I am NOT a runner

I am NOT a runnerI am NOT a runner. 

I cannot even begin to tell you how often I have spoken those very words. Let’s just say that if I had a dollar for every time I spoke them, I would be laying on a beach in Hawaii instead of sitting in my office writing this blog.

Just two years ago I was a very unhealthy woman. I lived on a diet of pop and chips, little sleep, and emotional turmoil. I was trying to balance work, parenting a teenager and three children under six, and adjust to my husband starting a job where he worked away. On top of that, I was trying to cope with the grief of losing several close family members during a very short period of time. I usually did this by smoking like a chimney and trying to sleep whenever I could possibly manage.

Over and over and over I told myself –

I can’t do this!

I desperately wanted time to just swallow me up whole and make the world stop for a while. I was terribly unhappy.

And then my miracle happened. It came in the form of a sign advertising a Bootcamp being offered at a local park.

Long story short, I joined. The first night I had to do a fitness test.

I couldn’t run.

I couldn’t do a sit up.

I couldn’t do a push up.

I was embarrassed. I wanted to cry. I screamed in my head –

I can’t do this!

The trainer, Krista, looked at me and said – that’s OK. It will get better. The other people in the group, they encouraged me to keep trying, to keep working, that I could do it. They were so loud they drowned out the voice in my head. And somewhere along the line, I started to believe them. Soon, whenever I encountered struggles, I reminded myself

I CAN do this!

And over time, I discovered that yes, I could do it. I could be a great Mom and Wife. I could quit smoking. I could change my lifestyle. A year and a half later I completed a 10k run with some great ladies and had a blast doing the Zombie Run put on by a local gym.

Still, those words rang out in my head –

I am NOT a runner.

Everyone told me that yes, I could be a runner. I disagreed and reminded them of my retirement following the 10k.

And then I started running again – to get in shape for a trip we are taking in the spring. And I’ve discovered that what I have believed about myself for years and years, that I am not a runner, is simply not true. It turns out that

I AM a runner. 

Maybe not a fast one, but a runner nonetheless.

 

This got me to thinking . . . why do we spend so much time telling ourselves what we cannot do? Is it fear of trying? Is it fear of failure? Is it the discomfort of moving beyond our comfort zone?
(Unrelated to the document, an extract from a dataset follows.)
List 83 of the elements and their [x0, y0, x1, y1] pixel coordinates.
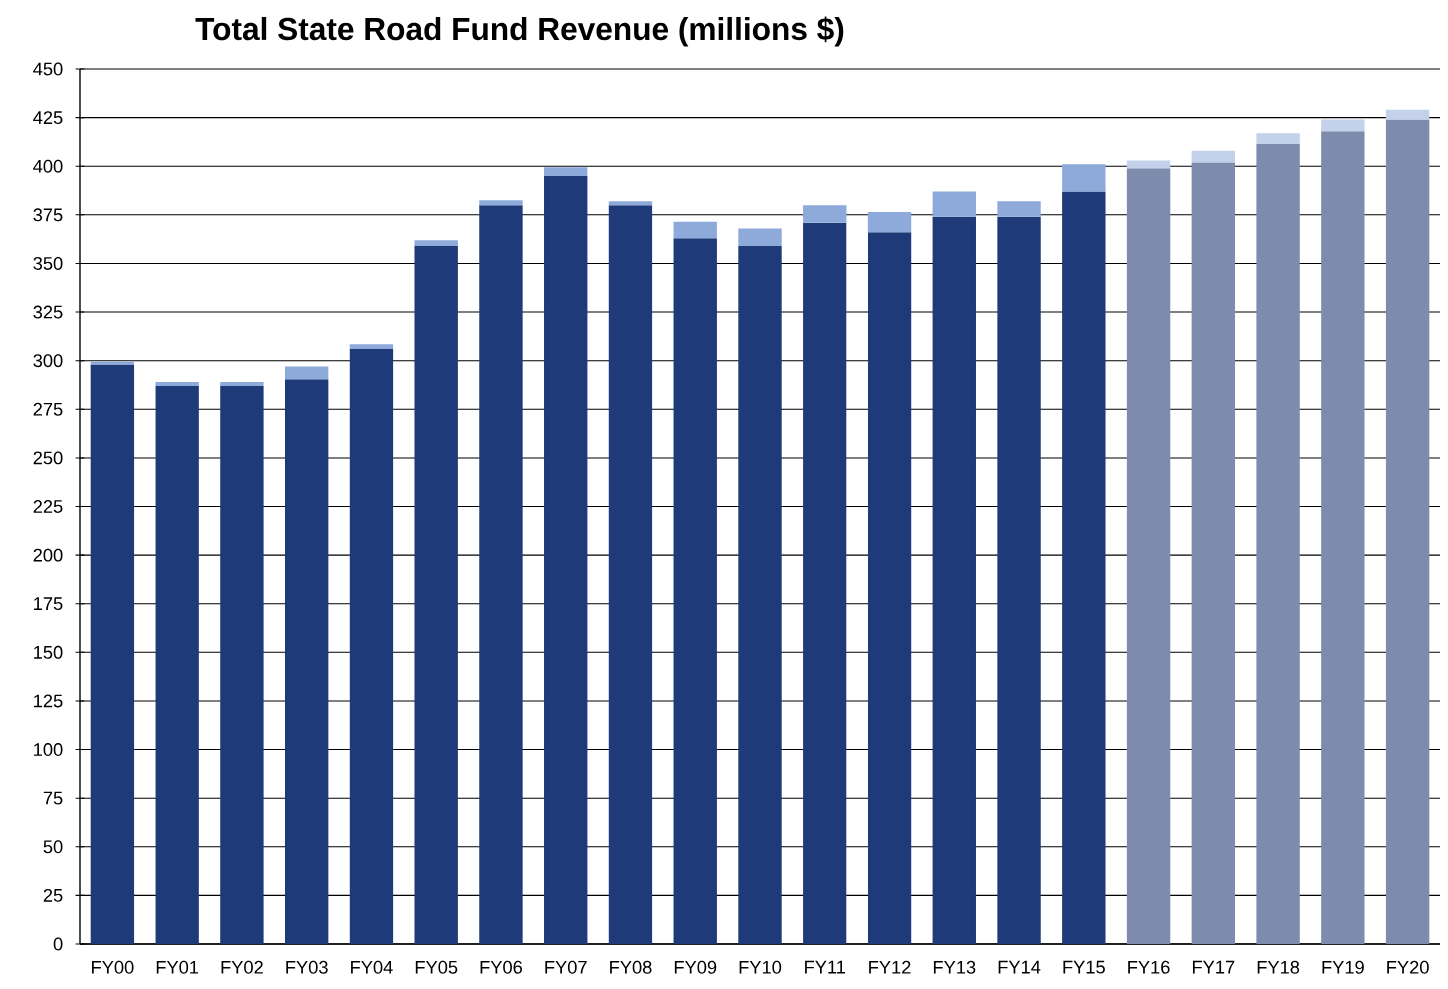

It is so important to believe in ourselves – to trust that we can accomplish whatever we set our minds to. It’s so important to be open to experiencing the feelings of discomfort and uncertainty that go hand in hand with trying something new. It is so important to surround ourselves with cheerleaders – those people who will tell us over and over that we can indeed do it until suddenly we believe it.

When I look back on the woman I was two years ago, I want to just hug her and tell her it will get better. I want to let her know that she doesn’t need the world to swallow her up – that there are people out there who will believe in her, even though she is not yet ready to. That it will be hard to take that first step, but oh, what a world awaits her once she does!

It’s time to close the door on what I’ve told myself I can’t do for the last several years. I’m not that woman anymore.

 

Are there things you tell yourself you can’t do? Are there ways you prevent yourself from trying new things? Who are the cheerleaders in your life?